The vulnerability can be exploited locally by manipulating the input data, specifically the image argument, to cause use of a weak hash and cache poisoning.
A fix is proposed that replaces the peek() method with a streaming SHA-256 hash of the entire file content to ensure unique cache keys and prevent collisions.
How can this vulnerability impact me? :
This vulnerability can lead to cache poisoning where incorrect or unauthorized cached responses are returned due to cache key collisions.
In shared deployments, an attacker could exploit this to access cached answers that should not be accessible or cause the system to serve wrong data.
The attack requires local access and is considered complex and difficult to exploit, but the exploit is publicly known.
How can this vulnerability be detected on my network or system? Can you suggest some commands?
This vulnerability involves the use of a weak hash in the GPTCache library's BufferedReader.peek() method, which reads only the first ~8192 bytes of a file, potentially causing cache key collisions.
Detection would involve identifying if your system is running a vulnerable version of GPTCache (up to 0.1.44) and if the functions get_file_bytes(), get_input_str(), or get_image_question() are using BufferedReader.peek() for cache key derivation.
Since the attack is local and involves file or image cache key collisions, you can check for suspicious cache key collisions or unexpected cache hits for different files with similar headers.
Specific commands are not provided in the resources, but you might consider:
- Checking the installed GPTCache version: `pip show gptcache` or inspecting your project's dependencies.
- Reviewing logs or cache entries for identical cache keys generated from different files or images.
- Using file hashing commands (e.g., `sha256sum`) on cached files to detect collisions where different files have the same cache key.
What immediate steps should I take to mitigate this vulnerability?

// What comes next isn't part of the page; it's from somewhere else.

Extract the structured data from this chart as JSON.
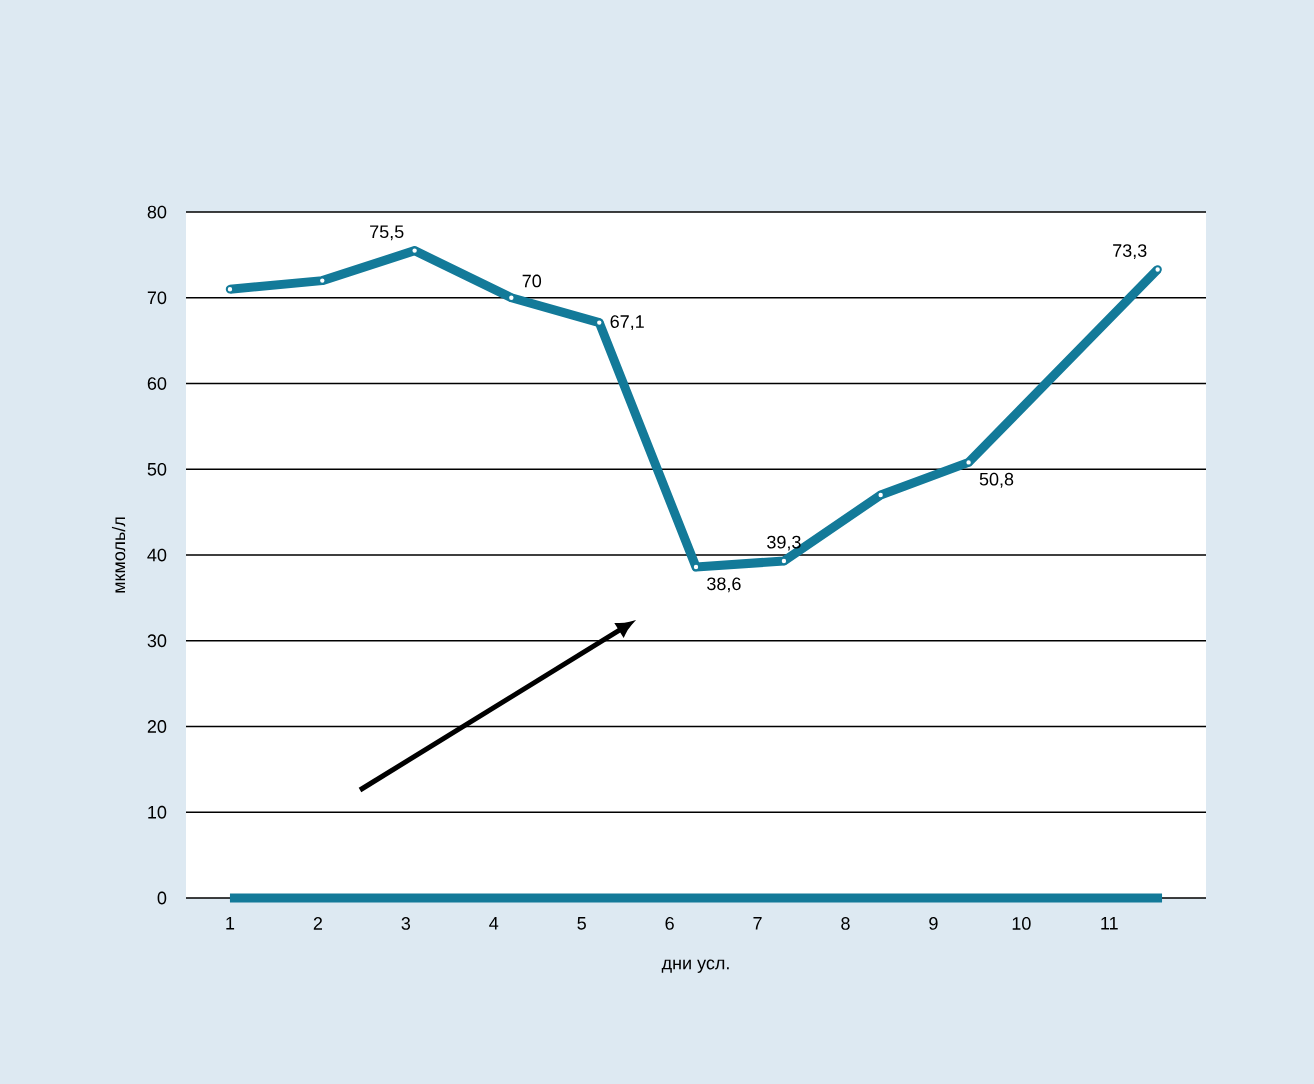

To mitigate this vulnerability, you should update GPTCache to a version that includes the fix replacing BufferedReader.peek() with a streaming SHA-256 hash of the full file content.
If an updated version is not yet released, you can manually apply the fix from the pull request which:
- Replaces the use of peek() with a full content SHA-256 hash in the affected functions (get_file_bytes(), get_input_str(), get_image_question()).
- Resets the file pointer after hashing to maintain proper file handling.
- Closes file handles properly to avoid resource leaks.
Additionally, restrict local access to the system to trusted users only, as the attack requires local initiation and has high complexity.
How does this vulnerability affect compliance with common standards and regulations (like GDPR, HIPAA)?:
The provided information does not specify any direct impact of this vulnerability on compliance with common standards and regulations such as GDPR or HIPAA.